Show $f^\prime : (a,b) \rightarrow R$ is unbounded.

Question

Question: Let $f:(a,b) \rightarrow R$ be an unbounded differentiable function. Show $f^\prime : (a,b) \rightarrow R$ is unbounded.

My attempt: We know from the question that $f(x) > K$ for $K \in R$, and $\lim_{x\to c} \frac {f(x)-f(c)}{x-c} =L$ for $c \in (a,b)$.

Then, $f^\prime (c) =\lim_{x\to c} \frac {f(x)-f(c)}{x-c}\ge \lim_{x\to c} \frac {K-f(c)}{x-c}\ge \lim_{x\to c} \frac {K-f(c)}{x} = \frac {K-f(c)}{c} \forall c\in(a,b)$. Therefore, $f^\prime (x) \forall x\in(a,b)$ is also unbounded.

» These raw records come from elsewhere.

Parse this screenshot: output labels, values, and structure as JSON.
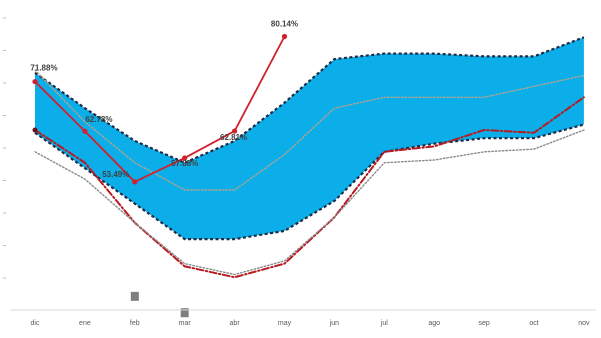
{
  "chart_data": {
    "type": "line",
    "title": "",
    "xlabel": "",
    "ylabel": "",
    "categories": [
      "dic",
      "ene",
      "feb",
      "mar",
      "abr",
      "may",
      "jun",
      "jul",
      "ago",
      "sep",
      "oct",
      "nov"
    ],
    "ylim": [
      30,
      85
    ],
    "grid": false,
    "legend": "none",
    "band": {
      "upper": [
        73.5,
        67,
        61,
        57,
        61,
        68,
        76,
        77,
        77,
        76.5,
        76.5,
        80
      ],
      "lower": [
        62.5,
        56,
        49.5,
        43,
        43,
        44.5,
        50,
        59,
        60.5,
        61.5,
        61.5,
        64
      ],
      "fill": "#0baee8",
      "edge": "#1f2a44"
    },
    "series": [
      {
        "values": [
          74,
          64.5,
          57,
          52,
          52,
          58.5,
          67,
          69,
          69,
          69,
          71,
          73
        ],
        "color": "#b1a390",
        "style": "dotted"
      },
      {
        "values": [
          71.88,
          62.78,
          53.49,
          57.88,
          62.81,
          80.14,
          null,
          null,
          null,
          null,
          null,
          null
        ],
        "color": "#d1212f",
        "style": "solid"
      },
      {
        "values": [
          63,
          57,
          46,
          38,
          36,
          38.5,
          47,
          59,
          60,
          63,
          62.5,
          69
        ],
        "color": "#b71b22",
        "style": "dashdot"
      },
      {
        "values": [
          59,
          54,
          46,
          38.5,
          36.5,
          39,
          47,
          57,
          57.5,
          59,
          59.5,
          63
        ],
        "color": "#8a8a8a",
        "style": "dotted"
      }
    ],
    "data_labels": [
      "71.88%",
      "62.78%",
      "53.49%",
      "57.88%",
      "62.81%",
      "80.14%"
    ],
    "markers": {
      "values": [
        32.5,
        29.5
      ],
      "x": [
        "feb",
        "mar"
      ],
      "color": "#7f7f7f"
    },
    "colors": {
      "axis": "#d9d9d9",
      "tick_text": "#595959"
    }
  }
}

Could you tell me if it is correct? and please give me some hint if wrong.

Thank you in advance.

Answer 1

That is not true. What does it mean by $f(x)>K$ for $K\in{\bf{R}}$? Unbounded here means, for each $M>0$, one can find a corresponding $x\in(a,b)$ such that $|f(x)|>M$.

One can prove the assertion by this way: Assume the contrary that $f'$ is bounded, then there exists some $M>0$ such that $|f'(x)|\leq M$ for all $x\in(a,b)$.

We pick a $c\in(a,b)$ and then $|f(x)|\leq|f(x)-f(c)|+|f(c)|=|f'(\xi)||x-c|+|f(c)|\leq(b-a)M+|f(c)|$ for all $x\in(a,b)$, this is a contradiction.

Answer 2

Your answer makes no sense. For instance, what does it mean to assert that “$f'(x)\forall x\in(a,b)$ is also unbounded”? Besides, you never use the essential fact that you're working on a bounded interval $(a,b)$.

If $f'$ was bounded, let $M\in(0,+\infty)$ be such that $(\forall x\in(a,b)):\bigl|f'(x)\bigr|<M$. Pick $c\in(a,b)$. Then, for each $x\in(a,b)$,$$\bigl|f(x)\bigr|\leqslant\bigl|f(c)\bigr|+\bigl|f(x)-f(c)\bigr|\leqslant\bigl|f(c)\bigr|+M.|x-c|,$$by the mean value theorem and the definition of $M$. Therefore$$(\forall x\in(a,b)):\bigl|f(x)\bigr|\leqslant\bigl|f(c)\bigr|+M.\max\{b-c,c-a\}.$$But this is impossible, since we are assuming that $f$ is unbounded.